La propagande anti-franquiste que nous consommons ces jours-ci est, j’insiste, grotesque. Si dans les médias étrangers comme The Guardian, on attaque le franquisme avec des rumeurs selon lesquelles Franco n’aurait pas été neutre pendant la Seconde Guerre mondiale (on l’accuse de ne pas avoir démissionné après la fin du conflit), en Espagne, le gouvernement produit des vidéos infantilisantes qui identifient la démocratie à l’avortement ou au droit d’être monarchiste, républicain ou promoteur de rumeurs. Il est clair qu’une monarchie constitutionnelle qui assure à ses citoyens qu’ils peuvent être républicains n’est rien d’autre qu’une version dégradée d’un régime à parti unique. Mais cela l’est encore plus lorsqu’elle jure que chacun peut s’exprimer comme il le souhaite et qu’elle encourage pourtant des stratégies de censure qui font pâlir le franquisme auquel elle est comparée. Le ministre de la Culture Urtasun, par exemple, vient d’exclure des célébrations du centenaire de la Génération de 27 Ignacio Sánchez-Mejías, promoteur et membre éminent de celle-ci, parce qu’il est torero et membre d’une Espagne à exterminer. Sans parler des cas de rappeurs emprisonnés, des procès comme celui du procés catalan ou des tout derniers projets de Pedro Sánchez visant à imposer une loi martiale numérique.

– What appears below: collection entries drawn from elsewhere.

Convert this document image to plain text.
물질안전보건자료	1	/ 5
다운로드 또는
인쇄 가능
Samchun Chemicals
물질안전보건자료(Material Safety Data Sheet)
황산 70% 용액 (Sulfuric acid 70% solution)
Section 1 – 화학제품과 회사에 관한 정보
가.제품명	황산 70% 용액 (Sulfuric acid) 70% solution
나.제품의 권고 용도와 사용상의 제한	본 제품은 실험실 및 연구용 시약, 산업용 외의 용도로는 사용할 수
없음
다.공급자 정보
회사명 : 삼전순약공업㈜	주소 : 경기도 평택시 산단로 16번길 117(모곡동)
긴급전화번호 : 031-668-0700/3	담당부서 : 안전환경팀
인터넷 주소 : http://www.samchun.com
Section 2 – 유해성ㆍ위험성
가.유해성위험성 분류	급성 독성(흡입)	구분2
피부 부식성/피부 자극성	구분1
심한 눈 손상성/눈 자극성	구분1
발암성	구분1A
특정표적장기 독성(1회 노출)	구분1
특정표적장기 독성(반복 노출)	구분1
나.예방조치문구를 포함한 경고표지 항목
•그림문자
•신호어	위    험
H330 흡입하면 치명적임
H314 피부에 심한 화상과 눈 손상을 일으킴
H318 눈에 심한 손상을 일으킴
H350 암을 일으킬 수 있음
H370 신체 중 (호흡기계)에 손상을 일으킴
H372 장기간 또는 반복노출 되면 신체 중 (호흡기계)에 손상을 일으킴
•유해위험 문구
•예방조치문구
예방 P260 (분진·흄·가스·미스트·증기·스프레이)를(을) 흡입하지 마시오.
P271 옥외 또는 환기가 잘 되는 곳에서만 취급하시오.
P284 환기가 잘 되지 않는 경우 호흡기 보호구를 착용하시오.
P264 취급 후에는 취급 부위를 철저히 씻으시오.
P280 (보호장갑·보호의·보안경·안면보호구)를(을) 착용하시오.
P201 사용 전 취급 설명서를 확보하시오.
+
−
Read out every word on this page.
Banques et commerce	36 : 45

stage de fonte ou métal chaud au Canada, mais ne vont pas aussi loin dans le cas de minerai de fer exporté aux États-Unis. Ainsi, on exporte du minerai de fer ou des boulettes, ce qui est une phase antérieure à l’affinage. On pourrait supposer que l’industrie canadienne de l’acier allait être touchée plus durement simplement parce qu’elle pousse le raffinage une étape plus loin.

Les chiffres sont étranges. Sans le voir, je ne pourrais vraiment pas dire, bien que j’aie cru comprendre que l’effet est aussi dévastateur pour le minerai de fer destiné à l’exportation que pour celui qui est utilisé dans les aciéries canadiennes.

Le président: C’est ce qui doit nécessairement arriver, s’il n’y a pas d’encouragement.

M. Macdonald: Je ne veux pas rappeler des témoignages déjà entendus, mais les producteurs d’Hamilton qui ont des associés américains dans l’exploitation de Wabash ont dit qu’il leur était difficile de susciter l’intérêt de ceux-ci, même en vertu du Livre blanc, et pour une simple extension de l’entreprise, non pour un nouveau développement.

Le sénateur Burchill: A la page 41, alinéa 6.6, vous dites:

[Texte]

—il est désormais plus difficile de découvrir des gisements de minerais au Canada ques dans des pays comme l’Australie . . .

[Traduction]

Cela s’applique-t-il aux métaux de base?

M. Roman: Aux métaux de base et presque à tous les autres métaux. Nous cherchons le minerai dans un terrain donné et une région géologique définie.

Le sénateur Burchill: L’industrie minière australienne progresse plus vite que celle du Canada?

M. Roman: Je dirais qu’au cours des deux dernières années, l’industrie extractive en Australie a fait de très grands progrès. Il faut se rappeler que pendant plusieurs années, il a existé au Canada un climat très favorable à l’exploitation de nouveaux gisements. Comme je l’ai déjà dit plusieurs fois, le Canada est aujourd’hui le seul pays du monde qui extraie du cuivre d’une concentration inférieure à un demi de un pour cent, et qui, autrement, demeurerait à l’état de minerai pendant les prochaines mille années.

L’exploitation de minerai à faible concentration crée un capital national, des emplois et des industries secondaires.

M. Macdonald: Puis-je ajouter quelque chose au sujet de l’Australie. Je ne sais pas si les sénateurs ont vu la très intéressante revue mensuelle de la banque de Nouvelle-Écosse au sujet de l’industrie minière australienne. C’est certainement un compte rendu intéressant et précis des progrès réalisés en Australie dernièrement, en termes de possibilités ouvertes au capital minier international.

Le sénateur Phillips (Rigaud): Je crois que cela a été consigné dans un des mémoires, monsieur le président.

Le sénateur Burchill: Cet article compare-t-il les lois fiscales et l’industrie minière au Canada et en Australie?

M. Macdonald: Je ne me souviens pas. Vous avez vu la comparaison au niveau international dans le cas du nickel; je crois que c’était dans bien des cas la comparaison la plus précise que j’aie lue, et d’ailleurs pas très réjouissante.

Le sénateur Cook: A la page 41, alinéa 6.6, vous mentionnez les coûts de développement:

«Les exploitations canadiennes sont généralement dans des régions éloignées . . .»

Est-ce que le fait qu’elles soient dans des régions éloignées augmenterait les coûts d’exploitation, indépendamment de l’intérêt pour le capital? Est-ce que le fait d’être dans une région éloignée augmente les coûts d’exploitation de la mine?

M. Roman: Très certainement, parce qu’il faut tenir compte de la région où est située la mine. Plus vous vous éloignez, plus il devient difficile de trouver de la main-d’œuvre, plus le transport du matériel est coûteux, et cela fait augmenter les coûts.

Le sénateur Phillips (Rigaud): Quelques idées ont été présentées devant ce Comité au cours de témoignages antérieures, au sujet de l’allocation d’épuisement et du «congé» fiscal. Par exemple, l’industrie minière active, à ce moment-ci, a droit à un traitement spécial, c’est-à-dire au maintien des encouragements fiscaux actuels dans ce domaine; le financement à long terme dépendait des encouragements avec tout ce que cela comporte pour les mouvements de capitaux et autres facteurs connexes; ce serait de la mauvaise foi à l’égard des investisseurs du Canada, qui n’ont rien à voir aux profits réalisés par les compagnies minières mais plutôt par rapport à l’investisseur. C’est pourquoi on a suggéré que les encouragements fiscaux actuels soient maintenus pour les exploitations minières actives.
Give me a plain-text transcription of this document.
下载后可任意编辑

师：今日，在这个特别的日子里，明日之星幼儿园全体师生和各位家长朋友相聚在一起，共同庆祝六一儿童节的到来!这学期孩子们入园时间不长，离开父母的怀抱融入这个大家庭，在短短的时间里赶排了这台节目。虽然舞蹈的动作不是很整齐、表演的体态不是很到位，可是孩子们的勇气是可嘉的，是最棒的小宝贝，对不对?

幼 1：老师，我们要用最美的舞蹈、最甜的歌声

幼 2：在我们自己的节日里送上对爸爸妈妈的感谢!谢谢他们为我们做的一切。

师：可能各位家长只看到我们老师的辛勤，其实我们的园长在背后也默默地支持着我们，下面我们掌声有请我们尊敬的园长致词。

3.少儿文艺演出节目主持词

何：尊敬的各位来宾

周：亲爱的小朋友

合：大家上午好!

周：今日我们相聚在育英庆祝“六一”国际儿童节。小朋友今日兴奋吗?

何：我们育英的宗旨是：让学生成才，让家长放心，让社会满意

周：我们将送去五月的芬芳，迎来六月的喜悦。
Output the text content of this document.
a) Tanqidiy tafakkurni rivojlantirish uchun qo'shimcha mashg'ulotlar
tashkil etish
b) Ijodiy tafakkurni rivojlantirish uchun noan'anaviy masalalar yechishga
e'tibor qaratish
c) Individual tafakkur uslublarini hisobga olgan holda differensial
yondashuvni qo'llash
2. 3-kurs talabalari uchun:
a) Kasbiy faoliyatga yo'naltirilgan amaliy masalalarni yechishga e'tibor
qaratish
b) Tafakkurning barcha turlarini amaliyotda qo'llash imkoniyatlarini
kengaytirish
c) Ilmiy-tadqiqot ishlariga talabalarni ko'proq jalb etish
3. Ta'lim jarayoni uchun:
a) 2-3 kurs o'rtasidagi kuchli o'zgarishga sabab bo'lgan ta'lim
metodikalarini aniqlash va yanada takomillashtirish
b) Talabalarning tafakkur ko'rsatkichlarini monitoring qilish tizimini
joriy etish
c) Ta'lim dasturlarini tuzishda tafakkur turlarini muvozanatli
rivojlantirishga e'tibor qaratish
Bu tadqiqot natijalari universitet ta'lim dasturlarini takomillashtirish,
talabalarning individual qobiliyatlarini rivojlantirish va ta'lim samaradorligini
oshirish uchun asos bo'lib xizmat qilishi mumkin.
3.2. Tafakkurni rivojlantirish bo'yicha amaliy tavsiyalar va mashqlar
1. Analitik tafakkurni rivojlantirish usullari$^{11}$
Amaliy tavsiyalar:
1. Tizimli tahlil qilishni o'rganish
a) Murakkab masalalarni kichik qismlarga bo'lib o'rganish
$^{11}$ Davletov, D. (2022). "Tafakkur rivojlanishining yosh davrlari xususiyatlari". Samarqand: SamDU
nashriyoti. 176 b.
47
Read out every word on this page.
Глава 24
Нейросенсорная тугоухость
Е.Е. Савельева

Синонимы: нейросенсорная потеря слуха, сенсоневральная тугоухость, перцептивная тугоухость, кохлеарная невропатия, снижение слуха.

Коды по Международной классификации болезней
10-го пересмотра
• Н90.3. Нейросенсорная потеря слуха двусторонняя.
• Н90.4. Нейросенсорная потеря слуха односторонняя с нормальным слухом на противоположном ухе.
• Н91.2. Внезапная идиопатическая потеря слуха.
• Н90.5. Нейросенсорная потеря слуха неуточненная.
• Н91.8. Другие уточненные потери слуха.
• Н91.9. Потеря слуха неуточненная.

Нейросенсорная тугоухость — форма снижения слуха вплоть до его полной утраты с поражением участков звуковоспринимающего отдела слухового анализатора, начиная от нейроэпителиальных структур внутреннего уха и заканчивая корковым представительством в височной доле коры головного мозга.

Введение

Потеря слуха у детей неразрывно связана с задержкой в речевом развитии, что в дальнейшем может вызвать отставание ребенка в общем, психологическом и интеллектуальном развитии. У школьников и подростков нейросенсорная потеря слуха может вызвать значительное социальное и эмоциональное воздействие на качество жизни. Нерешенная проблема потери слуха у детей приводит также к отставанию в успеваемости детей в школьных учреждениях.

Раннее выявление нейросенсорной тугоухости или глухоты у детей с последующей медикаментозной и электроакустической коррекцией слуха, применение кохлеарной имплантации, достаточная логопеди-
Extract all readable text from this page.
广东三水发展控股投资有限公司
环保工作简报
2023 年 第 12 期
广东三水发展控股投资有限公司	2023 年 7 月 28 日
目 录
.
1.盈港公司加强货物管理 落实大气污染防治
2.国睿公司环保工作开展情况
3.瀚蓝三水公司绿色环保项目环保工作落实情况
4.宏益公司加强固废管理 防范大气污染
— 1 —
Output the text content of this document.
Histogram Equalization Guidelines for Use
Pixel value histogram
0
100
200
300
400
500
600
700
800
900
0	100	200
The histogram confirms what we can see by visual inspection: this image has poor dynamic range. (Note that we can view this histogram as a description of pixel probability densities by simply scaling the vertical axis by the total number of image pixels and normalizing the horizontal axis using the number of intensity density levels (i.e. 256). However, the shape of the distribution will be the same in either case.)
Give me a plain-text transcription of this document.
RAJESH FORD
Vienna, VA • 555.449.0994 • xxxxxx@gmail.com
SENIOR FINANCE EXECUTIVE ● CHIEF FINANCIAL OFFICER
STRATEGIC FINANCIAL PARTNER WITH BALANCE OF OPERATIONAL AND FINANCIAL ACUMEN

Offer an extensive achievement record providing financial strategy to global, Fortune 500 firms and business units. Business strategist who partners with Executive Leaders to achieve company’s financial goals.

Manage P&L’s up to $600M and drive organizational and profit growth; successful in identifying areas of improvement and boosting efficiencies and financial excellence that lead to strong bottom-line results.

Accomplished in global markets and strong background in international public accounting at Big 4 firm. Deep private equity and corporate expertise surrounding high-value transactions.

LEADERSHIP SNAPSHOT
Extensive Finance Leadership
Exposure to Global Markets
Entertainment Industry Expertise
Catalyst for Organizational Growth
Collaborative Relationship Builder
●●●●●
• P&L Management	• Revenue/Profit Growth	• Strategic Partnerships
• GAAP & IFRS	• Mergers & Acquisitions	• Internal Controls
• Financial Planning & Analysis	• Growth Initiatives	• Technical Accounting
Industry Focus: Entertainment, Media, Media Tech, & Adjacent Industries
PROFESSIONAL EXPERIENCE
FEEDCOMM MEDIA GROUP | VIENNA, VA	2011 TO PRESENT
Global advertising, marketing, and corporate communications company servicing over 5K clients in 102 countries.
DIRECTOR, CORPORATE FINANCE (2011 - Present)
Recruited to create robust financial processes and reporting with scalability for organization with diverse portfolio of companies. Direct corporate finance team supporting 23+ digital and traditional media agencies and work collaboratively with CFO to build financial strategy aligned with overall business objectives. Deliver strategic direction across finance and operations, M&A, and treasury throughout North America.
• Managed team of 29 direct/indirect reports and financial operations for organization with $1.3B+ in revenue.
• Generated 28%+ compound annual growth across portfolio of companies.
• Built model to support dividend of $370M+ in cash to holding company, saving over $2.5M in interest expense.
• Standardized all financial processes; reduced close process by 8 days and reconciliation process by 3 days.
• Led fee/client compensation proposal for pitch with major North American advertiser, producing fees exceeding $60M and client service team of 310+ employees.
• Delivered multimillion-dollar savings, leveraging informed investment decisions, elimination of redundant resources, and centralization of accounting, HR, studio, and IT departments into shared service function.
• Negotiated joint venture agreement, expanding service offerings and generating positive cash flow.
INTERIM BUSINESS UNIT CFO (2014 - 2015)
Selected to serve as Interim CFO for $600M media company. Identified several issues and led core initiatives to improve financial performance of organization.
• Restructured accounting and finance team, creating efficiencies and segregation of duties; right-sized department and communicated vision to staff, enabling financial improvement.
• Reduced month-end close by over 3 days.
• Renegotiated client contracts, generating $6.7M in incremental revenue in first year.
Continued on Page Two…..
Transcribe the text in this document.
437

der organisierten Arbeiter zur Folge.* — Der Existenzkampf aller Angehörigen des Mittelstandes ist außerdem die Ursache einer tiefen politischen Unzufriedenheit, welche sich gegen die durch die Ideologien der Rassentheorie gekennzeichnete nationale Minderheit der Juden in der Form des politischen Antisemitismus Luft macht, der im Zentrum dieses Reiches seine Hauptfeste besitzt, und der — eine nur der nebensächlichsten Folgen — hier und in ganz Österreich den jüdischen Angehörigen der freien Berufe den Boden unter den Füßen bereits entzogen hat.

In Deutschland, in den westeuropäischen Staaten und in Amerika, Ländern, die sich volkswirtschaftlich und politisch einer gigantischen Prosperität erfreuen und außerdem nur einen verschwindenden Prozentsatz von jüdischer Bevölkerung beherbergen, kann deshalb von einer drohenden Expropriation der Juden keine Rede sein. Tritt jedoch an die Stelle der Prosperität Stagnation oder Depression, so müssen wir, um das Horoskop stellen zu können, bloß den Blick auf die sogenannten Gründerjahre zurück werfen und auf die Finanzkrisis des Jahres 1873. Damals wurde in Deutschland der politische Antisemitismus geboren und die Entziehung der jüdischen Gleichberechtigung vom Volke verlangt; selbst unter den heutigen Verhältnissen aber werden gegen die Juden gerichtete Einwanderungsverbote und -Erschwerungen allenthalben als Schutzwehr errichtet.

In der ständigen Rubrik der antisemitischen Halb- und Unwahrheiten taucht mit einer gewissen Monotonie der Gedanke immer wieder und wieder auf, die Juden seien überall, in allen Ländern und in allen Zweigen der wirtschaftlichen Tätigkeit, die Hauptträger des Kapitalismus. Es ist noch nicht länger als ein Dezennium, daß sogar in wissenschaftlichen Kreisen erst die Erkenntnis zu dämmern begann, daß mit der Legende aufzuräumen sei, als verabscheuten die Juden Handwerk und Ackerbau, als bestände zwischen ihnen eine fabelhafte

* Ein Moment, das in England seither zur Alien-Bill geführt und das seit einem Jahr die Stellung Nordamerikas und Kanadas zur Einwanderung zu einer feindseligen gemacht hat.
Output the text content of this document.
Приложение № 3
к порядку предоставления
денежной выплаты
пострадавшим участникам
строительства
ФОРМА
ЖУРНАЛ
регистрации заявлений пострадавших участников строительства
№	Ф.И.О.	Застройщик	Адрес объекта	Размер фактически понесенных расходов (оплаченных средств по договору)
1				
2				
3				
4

En quoi la démocratie espagnole diffère-t-elle alors du franquisme ? La triste réalité nous montre qu’en rien, si ce n’est que cinquante ans ont passé et que la structure fragile qui nous soutenait est désormais rouillée et encore plus corrompue qu’à ses origines. La démocratie espagnole des années 70 n’est pas capable d’assurer les conditions de vie minimales qui permettent aux régimes autoritaires de survivre malgré l’absence de liberté. Consciente de ses défauts, notre démocratie se présente ouvertement comme un régime moderne fondé sur la garantie du libre exercice de la sodomocratie. Au lieu de nous offrir une liberté politique et citoyenne qui la différencie du franquisme (quelqu’un oserait-il dire que nous sommes politiquement libres dans notre régime partisan soumis féodalement aux intérêts de l’OTAN et de l’UE ?), le régime de 78 nous permet de mettre en pratique tout le catalogue des péchés de Sodome, en portant atteinte au bon sens et à la loi naturelle, et en nous forçant ainsi à rendre hommage à ce Grand Salaud qu’est la modernité protestantisée qui nous détruit. Nous pouvons divorcer, avorter, traiter un chien comme s’il était notre amant, abandonner nos aînés ou négliger nos petits-enfants, transformer une main en pénis et l’autre en vagin pour pouvoir applaudir et nous sentir hermaphrodites, mais nous ne sommes pas autorisés à vivre dans une société où nous pouvons nous marier jusqu’à ce que la mort nous sépare, avoir des enfants et disposer d’une petite propriété où vivre en liberté. Dans cette situation, il ne faut pas s’étonner que les jeunes générations affichent un franquisme indie (indépendant) innocent qui se propose de combattre l’infantilisme de leurs aînés, dévoilant ainsi le grand piège des cinquante dernières années : que l’Espagne est devenue une démocratie par la même grâce de Dieu qui a maintenu le Caudillo au pouvoir jusqu’à sa mort dans son lit à un âge déjà très avancé.
En définitive, il n’y a pas eu de transition et, par conséquent, le plus grand danger de ce franquisme indie juvénile est qu’il puisse finir par légitimer un autoritarisme tel que celui représenté par Sánchez ou n’importe lequel de ses opposants, renforçant encore davantage le régime despotique et dégénéré de 1978.